Me da la impresión de que a veces nos cuesta enfrentarnos a los tópicos que han ido formando parte de la humanidad desde siempre. Cuando era adolescente, me desagradaba mucho que mis familiares siempre comentaran que la gente joven había perdido la vergüenza y que en sus tiempos todo era de otra manera (parece ser que mejor). Hoy, cuando escucho a mis coetáneos hacer los mismos comentarios, me sigue molestando.

Es fácil recordar con nostalgia la infancia, la juventud, las épocas pasadas, sin querer ser conscientes de que les damos un barniz de brillo y belleza cuando, en realidad, muchos no vivimos tiempos tan buenos ni gloriosos en el pasado. Creo, además, que es un error porque, quizás, esa nostalgia nos distrae de lo bueno que tiene nuestra vida en la actualidad, aunque no tengamos quince años.

Reflexionando sobre todo esto, me molesta especialmente que muchas personas a partir de ciertas edades, metan en el mismo saco a todos los jóvenes y digan de ellos que son maleducados, vagos, que no han luchado por lo que tienen y una larga serie de etcéteras. Acompañando el discurso del típico comentario: “en mis tiempos…”

Hace años que trabajo con adolescentes y jóvenes. Nunca he encontrado a ninguno igual a otro. Evidentemente, todos comparten rasgos de la misma edad, madurez y generación a la que pertenecen, pero todos son distintos. Muchos de los adolescentes y jóvenes con los que he tenido la suerte de trabajar son buenos, trabajadores y solidarios; algunos de ellos no llegan a tanto pero, la mayoría, son personas que, con el tiempo y la madurez, llegarán a aportar mucho a la sociedad en la que vivimos. Me enorgullece ver a mis antiguos alumnos, muchos de los cuales no eran alumnos modelo, haber terminado su formación, trabajar de manera responsable y honrada, hacer voluntariado, comprometerse en causas justas, formar familias… Lo que quiero decir con todo esto es que creo que no todo tiempo pasado fue mejor, que cada tiempo tiene sus aspectos buenos y malos y que nuestros jóvenes tienen mucho más de bueno, creativo y solidario de lo que pensamos.

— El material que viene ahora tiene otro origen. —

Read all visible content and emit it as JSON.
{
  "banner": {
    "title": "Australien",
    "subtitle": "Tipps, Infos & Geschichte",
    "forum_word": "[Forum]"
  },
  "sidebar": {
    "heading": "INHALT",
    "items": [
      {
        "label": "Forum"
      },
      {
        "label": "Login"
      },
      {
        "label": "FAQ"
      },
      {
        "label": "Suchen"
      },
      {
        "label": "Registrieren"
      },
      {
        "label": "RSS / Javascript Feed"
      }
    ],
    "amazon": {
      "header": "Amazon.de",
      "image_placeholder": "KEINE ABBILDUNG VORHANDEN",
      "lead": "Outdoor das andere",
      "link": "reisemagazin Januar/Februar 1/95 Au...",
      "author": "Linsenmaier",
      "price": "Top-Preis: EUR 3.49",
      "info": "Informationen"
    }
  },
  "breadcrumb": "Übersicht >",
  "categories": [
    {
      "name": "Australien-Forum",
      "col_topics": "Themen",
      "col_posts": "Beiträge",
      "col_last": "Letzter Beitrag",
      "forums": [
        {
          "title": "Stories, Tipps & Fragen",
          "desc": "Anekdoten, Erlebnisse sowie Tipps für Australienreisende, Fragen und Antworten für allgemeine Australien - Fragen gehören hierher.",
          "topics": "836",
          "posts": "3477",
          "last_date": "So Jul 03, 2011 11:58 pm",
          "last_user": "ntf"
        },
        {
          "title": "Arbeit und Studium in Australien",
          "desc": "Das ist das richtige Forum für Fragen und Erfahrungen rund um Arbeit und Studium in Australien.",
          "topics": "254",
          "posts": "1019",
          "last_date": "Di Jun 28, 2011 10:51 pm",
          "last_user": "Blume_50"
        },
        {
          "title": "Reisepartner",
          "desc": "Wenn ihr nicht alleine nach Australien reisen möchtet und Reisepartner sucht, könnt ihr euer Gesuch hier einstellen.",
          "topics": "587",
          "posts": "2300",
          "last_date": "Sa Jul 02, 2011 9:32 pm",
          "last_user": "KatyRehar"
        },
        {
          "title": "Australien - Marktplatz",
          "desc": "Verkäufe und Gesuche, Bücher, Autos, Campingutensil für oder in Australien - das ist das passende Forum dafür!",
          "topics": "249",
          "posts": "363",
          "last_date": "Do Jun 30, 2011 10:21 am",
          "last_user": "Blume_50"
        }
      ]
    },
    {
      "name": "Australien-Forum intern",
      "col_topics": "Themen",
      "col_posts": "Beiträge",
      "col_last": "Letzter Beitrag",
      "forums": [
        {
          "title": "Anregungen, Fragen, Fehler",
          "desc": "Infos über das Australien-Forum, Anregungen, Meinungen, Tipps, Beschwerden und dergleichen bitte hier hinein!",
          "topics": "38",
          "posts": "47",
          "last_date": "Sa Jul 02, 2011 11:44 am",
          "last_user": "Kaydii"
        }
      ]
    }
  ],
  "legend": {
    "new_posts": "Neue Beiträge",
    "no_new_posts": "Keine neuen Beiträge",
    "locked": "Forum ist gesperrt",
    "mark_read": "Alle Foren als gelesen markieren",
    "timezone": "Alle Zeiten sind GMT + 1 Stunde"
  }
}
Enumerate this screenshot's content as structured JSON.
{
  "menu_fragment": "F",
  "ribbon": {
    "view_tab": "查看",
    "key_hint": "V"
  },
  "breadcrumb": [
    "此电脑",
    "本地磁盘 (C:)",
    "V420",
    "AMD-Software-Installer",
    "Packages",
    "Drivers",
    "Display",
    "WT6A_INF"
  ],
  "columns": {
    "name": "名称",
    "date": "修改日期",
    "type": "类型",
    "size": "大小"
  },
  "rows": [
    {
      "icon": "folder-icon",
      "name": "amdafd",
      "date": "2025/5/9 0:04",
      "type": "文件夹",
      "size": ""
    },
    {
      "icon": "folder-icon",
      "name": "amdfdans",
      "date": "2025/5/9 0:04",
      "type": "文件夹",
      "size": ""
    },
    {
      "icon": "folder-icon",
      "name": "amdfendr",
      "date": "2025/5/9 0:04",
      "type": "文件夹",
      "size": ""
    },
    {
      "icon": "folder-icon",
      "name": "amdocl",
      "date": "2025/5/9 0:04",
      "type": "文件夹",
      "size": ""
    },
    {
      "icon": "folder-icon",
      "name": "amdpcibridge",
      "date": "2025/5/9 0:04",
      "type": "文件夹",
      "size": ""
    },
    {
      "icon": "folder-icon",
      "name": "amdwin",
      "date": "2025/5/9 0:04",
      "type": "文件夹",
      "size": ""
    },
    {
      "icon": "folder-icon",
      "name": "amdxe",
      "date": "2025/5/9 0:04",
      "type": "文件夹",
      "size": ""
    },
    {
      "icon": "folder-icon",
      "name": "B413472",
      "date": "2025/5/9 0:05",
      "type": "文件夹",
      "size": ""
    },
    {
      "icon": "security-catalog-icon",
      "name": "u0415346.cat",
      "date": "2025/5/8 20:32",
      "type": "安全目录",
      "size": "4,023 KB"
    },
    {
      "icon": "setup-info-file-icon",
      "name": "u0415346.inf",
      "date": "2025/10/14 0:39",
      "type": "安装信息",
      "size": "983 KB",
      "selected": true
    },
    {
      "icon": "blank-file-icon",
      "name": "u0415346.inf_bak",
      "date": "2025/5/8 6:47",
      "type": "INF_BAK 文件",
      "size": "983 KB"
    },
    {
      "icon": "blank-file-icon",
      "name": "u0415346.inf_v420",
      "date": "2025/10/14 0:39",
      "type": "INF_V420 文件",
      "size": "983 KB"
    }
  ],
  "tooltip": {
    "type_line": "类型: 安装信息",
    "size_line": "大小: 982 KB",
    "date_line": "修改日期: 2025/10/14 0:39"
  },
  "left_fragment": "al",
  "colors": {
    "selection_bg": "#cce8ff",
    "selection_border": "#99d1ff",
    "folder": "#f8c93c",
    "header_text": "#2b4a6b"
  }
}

Hace tiempo que tengo esta idea en la cabeza y, en estos días en los que todos hemos visto cambiar radicalmente nuestra vida, me reafirmo en ello. Millones de niños, adolescentes y jóvenes españoles están encerrados en casa en una edad en la que salir y relacionarse es lo más importante de sus vidas. En estas semanas de clases online, he encontrado a una mayoría de alumnos preocupados, responsables, queriendo salir adelante a pesar de la incertidumbre y de que presienten que el mundo no volverá a ser como antes. Intentos de positividad y creatividad en medio de la preocupación por sus familias, el trabajo de sus padres o la vulnerabilidad de sus familiares mayores.

Os invito a que miremos a los jóvenes de hoy con otros ojos, reconociendo sus limitaciones, entiendo sus procesos, respetando su madurez y, sobre todo, valorando lo mucho de bueno que tienen. No pongamos nuestra época juventud como ejemplo de nada, seguro que también metimos la pata en más de una ocasión. Apoyémoslos en sus decisiones, aunque se equivoquen, y orientémoslos desde la escucha y el respeto. Es posible que la mejor labor que podamos hacer con ellos durante estos días sea esa: escuchar.